Montreal was the third city I visited in a two-week trans-Canadian bike and train trip. To find out why I took the long – and slow – way to New York read my first post.
I had high expectations of Montreal, because of what I’d heard about the “Route Verte” and the city’s 1999 “#1 Cycling City” award from Bicycling Magazine. I arrived on the train from Toronto, having read en route the Montreal and Toronto papers. Both covered the big business story of the day: that the manufacturer Dorel (based in Montreal; it owns Cannondale, SugoI, Mongoose and other marks) would shift investment towards bicycles in a major way to capitalize on an anticipated surge in demand.
It’s hard to imagine now, in July, when the major news media has been full of stories about gas prices and biking and transit ridership for months. But back in May, this was real news! I was pumped.
First Impressions
I stayed at the YWCA, or “Le Y de femmes” in French, a very comfortable and feminist hotel (it never occurred to me that a hotel could be “feminist” and I’m not really sure how to describe it, but it was really nice) with, like everywhere else I stayed in Canada, an easy place to store guests’ bikes.
After unpacking my bag and unfolding my bike, I looked around and was a little turned off. The hotel was on a “grand boulevard“, “grand” meaning really wide and fast with big tall buildings along it and a freeway parallel that everyone was zooming towards. I was reminded of those future-city visions from the early part of the last century, the ones with high speed freeways if not skyways full of zooming capsules transporting people to and from their homes in sleek high-rise monolithic towers. Like this:
The occasional bicyclist would pedal along, tres blase, coiffure blowing in the spring breeze, as luxury cars flew by, and a moderate number of pedestrians would use the 90 foot long crosswalk – no walk signal and certainly no count-down for pedestrians so potential for mid-road strandings seemed high – to get from one tall building to another.
“Ick,” I thought. “It’s the LA of the North.”
But no, false alarm!
I only had to walk a few blocks to leave futuristic Montreal behind (good riddance) and find the Montreal I’d expected – a mix of old and new buildings, very urban, hordes of pedestrians, many bicyclists, and fashion all around. I loved it. I think it was my favorite city on this trip. I was fairly affected also by the ballet classes I took – the first one entirely in French (I was so proud!) and the second one half in French, one quarter in Russian, and one quarter in Spanish. It’s a very multi-lingual place. That was the highlight of the whole trip. I couldn’t stop grinning all through class.

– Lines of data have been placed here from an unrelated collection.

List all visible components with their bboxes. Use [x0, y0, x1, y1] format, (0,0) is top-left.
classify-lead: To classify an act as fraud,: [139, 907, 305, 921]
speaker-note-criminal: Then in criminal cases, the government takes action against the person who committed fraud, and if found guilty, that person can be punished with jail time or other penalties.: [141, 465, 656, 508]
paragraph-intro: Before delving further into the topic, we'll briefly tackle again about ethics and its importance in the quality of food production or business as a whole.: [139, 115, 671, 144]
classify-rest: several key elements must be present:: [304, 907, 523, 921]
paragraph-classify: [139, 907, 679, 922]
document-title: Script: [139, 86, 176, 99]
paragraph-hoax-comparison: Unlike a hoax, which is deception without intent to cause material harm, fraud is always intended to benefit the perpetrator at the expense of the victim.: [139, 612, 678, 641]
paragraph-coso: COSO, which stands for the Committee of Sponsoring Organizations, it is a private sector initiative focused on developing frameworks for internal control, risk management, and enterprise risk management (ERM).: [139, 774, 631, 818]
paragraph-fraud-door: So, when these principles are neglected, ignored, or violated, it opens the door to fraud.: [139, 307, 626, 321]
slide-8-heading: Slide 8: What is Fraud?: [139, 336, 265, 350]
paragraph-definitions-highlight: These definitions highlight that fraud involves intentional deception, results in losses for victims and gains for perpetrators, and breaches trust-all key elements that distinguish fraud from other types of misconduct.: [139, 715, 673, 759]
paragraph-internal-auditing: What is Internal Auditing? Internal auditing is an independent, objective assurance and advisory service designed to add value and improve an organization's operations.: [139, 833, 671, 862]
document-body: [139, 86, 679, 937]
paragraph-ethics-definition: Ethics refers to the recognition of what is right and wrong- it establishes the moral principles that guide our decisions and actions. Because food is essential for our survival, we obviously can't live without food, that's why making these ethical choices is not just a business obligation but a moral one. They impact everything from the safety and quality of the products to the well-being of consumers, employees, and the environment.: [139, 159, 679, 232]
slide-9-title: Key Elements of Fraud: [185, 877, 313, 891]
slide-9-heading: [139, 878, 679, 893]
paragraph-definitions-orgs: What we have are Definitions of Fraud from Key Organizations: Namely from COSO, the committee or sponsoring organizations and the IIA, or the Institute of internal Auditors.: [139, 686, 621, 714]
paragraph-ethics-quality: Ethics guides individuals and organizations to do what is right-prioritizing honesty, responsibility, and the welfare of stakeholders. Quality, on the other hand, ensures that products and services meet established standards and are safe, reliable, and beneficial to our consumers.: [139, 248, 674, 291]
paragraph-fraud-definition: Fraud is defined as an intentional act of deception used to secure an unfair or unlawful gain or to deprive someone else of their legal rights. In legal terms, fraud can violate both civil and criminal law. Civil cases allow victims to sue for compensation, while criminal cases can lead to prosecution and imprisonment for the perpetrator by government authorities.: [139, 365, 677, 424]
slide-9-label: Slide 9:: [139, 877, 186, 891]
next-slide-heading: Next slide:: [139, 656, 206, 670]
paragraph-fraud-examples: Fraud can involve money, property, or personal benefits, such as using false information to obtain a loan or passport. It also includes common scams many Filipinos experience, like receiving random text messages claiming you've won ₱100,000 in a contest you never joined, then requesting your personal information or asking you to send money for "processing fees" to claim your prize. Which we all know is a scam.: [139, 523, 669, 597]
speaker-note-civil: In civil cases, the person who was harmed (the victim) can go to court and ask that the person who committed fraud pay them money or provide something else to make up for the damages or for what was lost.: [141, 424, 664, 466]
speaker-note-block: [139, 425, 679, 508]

The first hint I got of the status of cycling in Montreal was this boutique window, lit up at night.
And then these parking-meter-cum-bike-racks, which are a neat idea, though I don’t understand how the parking meter is a better bike rack with the metal ring than without it. Maybe I’m missing something.
I went to the tourist office to inquire about a bike map, and was directed to a $7 piece of advertising crap that everyone insisted was the only and best bike map of the city. I’m still mad I bought it. No street names, and it was a slippery, glossy booklet instead of being just an ordinary map, and I couldn’t for the life of me figure out which page connected to which page, which all led to some fruitless fumbling at intersections. I’ve since heard there was another, better bike map available for free, but I didn’t find it.
I had a map (of dubious quality), my bike was unfolded, the weather forecast was for beaucoup de soleil, I was ready to explore!
Next post: Cycletracks, the Mystery Facility, On-Street Bike Parking and Sharrows.




I gave the parkingmeter-turned-bikerack some thought and realized that if you’re locking up with a cable lock or a big chain, parking meters aren’t safe to lock to because you can just lift the bike over the meter. The ring makes it so that it’s safe. A-ha!
Nice post.
The parking meters have these rings because they’re too large for some bike locks.